**Core Concept**
Venous thromboembolism (VTE) prophylaxis in cancer patients undergoing surgery requires anticoagulation that is effective, safe, and rapidly reversible. Cancer-associated hypercoagulability increases VTE risk, and prophylactic anticoagulants must be administered early and with minimal bleeding risk.
**Why the Correct Answer is Right**
Low molecular weight heparin (LMWH) is the anticoagulant of choice for VTE prophylaxis in cancer patients post-surgery. It has a more predictable pharmacokinetic profile than unfractionated heparin, requires no routine monitoring, and has a lower risk of bleeding compared to warfarin. LMWH is effective in both preventing thrombosis and treating early VTE, and it is well-tolerated in patients with malignancy. Its action is mediated through inhibition of factor Xa and thrombin, with a longer half-life than unfractionated heparin, allowing for once-daily dosing.

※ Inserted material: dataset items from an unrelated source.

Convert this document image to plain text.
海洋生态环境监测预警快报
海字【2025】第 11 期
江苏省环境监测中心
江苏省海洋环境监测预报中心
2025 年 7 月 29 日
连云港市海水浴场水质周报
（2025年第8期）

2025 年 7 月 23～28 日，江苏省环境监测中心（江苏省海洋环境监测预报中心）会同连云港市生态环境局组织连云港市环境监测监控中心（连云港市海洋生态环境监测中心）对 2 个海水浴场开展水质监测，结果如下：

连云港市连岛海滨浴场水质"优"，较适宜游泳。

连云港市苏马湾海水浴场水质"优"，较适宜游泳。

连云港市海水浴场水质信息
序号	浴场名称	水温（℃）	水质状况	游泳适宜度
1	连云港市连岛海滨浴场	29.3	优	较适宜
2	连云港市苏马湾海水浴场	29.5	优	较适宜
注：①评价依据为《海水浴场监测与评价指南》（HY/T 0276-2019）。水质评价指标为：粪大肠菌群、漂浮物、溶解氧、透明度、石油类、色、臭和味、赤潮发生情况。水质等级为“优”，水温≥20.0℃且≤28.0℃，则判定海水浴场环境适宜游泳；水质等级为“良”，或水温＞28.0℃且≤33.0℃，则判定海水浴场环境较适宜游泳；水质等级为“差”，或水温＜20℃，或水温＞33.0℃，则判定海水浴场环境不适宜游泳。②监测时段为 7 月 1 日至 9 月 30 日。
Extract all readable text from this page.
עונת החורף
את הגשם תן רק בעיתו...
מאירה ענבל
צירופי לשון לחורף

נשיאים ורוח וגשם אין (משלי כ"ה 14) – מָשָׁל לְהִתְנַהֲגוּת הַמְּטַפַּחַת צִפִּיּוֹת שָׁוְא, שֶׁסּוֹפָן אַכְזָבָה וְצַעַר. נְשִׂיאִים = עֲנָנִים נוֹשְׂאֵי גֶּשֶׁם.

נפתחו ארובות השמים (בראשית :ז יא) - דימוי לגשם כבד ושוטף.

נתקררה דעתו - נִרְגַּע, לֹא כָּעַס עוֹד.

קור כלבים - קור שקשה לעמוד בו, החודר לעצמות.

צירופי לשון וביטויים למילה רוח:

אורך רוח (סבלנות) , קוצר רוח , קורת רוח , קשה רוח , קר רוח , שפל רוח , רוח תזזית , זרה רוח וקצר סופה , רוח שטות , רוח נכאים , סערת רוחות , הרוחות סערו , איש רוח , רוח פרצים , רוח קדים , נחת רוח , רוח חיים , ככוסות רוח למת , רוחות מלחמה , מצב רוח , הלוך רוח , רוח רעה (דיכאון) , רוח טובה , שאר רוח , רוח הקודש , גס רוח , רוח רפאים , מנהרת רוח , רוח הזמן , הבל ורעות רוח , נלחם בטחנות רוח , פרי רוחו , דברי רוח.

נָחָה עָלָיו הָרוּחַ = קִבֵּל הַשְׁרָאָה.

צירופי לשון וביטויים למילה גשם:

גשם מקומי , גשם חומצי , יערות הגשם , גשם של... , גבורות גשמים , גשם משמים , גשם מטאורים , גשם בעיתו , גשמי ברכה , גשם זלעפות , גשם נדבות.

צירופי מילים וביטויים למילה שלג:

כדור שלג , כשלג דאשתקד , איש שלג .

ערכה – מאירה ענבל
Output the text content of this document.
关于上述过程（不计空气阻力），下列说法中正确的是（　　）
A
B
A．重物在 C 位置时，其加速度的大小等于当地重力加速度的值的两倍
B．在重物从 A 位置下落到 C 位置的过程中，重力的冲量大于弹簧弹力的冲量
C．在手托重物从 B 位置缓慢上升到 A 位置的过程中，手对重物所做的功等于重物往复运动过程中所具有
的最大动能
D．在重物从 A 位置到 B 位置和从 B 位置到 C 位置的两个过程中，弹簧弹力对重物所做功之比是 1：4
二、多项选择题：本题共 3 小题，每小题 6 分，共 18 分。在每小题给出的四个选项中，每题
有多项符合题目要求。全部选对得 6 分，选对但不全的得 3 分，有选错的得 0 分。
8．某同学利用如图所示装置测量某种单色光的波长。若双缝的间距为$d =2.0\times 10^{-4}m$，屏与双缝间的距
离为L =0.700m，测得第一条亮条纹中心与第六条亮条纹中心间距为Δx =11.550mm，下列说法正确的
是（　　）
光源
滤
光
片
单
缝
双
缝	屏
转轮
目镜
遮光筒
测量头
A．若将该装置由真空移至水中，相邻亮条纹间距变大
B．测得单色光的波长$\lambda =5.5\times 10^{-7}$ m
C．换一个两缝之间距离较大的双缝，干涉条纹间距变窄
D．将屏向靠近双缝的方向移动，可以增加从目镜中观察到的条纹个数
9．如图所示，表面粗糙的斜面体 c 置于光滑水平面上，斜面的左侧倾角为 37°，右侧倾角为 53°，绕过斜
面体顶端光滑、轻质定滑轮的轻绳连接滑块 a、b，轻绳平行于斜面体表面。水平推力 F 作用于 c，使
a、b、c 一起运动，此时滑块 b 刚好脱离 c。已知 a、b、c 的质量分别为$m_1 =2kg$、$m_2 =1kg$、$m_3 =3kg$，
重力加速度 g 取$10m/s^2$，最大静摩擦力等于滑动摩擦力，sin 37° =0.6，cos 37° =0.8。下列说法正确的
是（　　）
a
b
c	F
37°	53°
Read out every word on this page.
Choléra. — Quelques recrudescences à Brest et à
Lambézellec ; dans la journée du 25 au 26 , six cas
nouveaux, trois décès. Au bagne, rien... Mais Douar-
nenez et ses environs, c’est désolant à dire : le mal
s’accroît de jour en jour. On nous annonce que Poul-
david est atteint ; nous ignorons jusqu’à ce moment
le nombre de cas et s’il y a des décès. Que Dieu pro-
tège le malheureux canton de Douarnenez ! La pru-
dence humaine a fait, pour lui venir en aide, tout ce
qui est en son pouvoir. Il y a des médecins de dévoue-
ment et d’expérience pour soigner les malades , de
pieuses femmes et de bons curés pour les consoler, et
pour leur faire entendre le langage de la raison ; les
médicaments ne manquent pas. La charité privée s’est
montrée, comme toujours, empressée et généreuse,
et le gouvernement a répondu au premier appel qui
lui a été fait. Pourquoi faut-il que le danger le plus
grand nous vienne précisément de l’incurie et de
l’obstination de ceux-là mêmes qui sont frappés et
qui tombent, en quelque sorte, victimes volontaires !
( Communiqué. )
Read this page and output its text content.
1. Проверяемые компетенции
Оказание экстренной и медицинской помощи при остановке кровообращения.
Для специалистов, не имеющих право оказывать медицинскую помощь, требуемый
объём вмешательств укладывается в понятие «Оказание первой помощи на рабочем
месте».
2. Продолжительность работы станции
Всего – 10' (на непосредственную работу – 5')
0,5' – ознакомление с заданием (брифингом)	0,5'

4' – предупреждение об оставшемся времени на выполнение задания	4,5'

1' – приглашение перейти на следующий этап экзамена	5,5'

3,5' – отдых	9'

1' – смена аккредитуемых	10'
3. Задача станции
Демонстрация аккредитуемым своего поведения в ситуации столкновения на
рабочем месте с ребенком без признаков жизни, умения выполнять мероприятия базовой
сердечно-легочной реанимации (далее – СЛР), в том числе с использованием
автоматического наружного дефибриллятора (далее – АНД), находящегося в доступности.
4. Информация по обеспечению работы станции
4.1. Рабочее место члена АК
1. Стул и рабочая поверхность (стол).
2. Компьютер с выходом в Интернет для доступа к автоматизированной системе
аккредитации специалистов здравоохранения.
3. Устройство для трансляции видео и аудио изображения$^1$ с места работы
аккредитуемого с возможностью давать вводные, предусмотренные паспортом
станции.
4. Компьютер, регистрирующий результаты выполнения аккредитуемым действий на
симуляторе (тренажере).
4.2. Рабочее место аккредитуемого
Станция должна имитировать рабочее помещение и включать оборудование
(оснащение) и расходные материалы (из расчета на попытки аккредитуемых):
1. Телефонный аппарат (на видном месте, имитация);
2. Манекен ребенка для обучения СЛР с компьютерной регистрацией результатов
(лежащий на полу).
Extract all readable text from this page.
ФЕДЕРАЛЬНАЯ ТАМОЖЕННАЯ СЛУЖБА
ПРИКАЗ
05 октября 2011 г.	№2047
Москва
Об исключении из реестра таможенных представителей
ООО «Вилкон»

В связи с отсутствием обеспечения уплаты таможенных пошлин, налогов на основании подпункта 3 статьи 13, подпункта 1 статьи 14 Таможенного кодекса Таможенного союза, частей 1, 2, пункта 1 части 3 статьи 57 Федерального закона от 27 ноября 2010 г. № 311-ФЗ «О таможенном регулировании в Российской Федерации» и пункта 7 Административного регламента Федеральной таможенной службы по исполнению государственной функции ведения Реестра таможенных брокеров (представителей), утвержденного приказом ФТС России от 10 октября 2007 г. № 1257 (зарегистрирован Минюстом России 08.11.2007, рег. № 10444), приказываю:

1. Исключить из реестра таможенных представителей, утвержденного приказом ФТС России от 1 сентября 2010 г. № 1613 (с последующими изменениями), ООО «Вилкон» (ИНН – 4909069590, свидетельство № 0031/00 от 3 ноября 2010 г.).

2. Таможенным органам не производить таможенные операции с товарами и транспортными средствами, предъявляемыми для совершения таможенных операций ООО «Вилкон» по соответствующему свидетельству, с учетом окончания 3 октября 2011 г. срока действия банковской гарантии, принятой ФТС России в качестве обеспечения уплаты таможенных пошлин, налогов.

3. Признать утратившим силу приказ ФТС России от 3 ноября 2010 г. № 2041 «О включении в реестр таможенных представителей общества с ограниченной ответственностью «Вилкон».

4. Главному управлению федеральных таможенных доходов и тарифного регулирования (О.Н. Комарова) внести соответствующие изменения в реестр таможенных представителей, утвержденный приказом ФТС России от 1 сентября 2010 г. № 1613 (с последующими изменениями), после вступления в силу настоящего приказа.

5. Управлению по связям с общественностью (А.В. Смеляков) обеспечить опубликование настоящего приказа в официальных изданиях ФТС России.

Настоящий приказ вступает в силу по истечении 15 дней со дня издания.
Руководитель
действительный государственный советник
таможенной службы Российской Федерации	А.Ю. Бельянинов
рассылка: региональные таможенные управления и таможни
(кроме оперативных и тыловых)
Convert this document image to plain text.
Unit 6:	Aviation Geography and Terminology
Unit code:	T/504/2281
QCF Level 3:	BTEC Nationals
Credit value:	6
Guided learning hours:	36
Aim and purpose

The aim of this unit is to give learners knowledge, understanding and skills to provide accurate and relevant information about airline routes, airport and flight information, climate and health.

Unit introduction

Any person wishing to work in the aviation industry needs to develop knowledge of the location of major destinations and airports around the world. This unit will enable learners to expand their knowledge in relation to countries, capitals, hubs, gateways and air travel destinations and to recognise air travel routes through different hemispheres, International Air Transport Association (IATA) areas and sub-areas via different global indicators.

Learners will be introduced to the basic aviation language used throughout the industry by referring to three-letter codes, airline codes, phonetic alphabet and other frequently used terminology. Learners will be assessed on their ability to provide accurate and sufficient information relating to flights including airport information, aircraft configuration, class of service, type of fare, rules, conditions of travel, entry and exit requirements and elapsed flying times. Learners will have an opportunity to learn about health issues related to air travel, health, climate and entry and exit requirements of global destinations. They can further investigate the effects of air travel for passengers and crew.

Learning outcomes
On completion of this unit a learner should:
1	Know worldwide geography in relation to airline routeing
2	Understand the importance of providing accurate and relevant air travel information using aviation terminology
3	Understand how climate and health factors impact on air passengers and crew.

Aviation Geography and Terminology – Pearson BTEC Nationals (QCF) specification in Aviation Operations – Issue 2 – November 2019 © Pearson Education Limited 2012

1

**Why Each Wrong Option is Incorrect**
Option A: Heparin sulfate is not a clinically used anticoagulant; it is a naturally occurring glycosaminoglycan with no therapeutic anticoagulant activity.
Option B: Protamine sulfate is a reversal agent for heparin, not a prophylactic anticoagulant. It is used in emergencies to reverse heparin effects, not for routine VTE prevention.
Option D: Warfarin has a long onset of action, requires frequent monitoring, and carries a higher risk of bleeding and drug interactions in cancer patients, especially with chemotherapy. It is not recommended for initial prophylaxis.
**Clinical Pearl / High-Yield Fact**
In cancer patients, LMWH is preferred over warfarin for VTE prophylaxis due to its rapid onset, predictable dosing, and lower bleeding risk—making it safer in a population with high thrombotic risk and coagulopathy.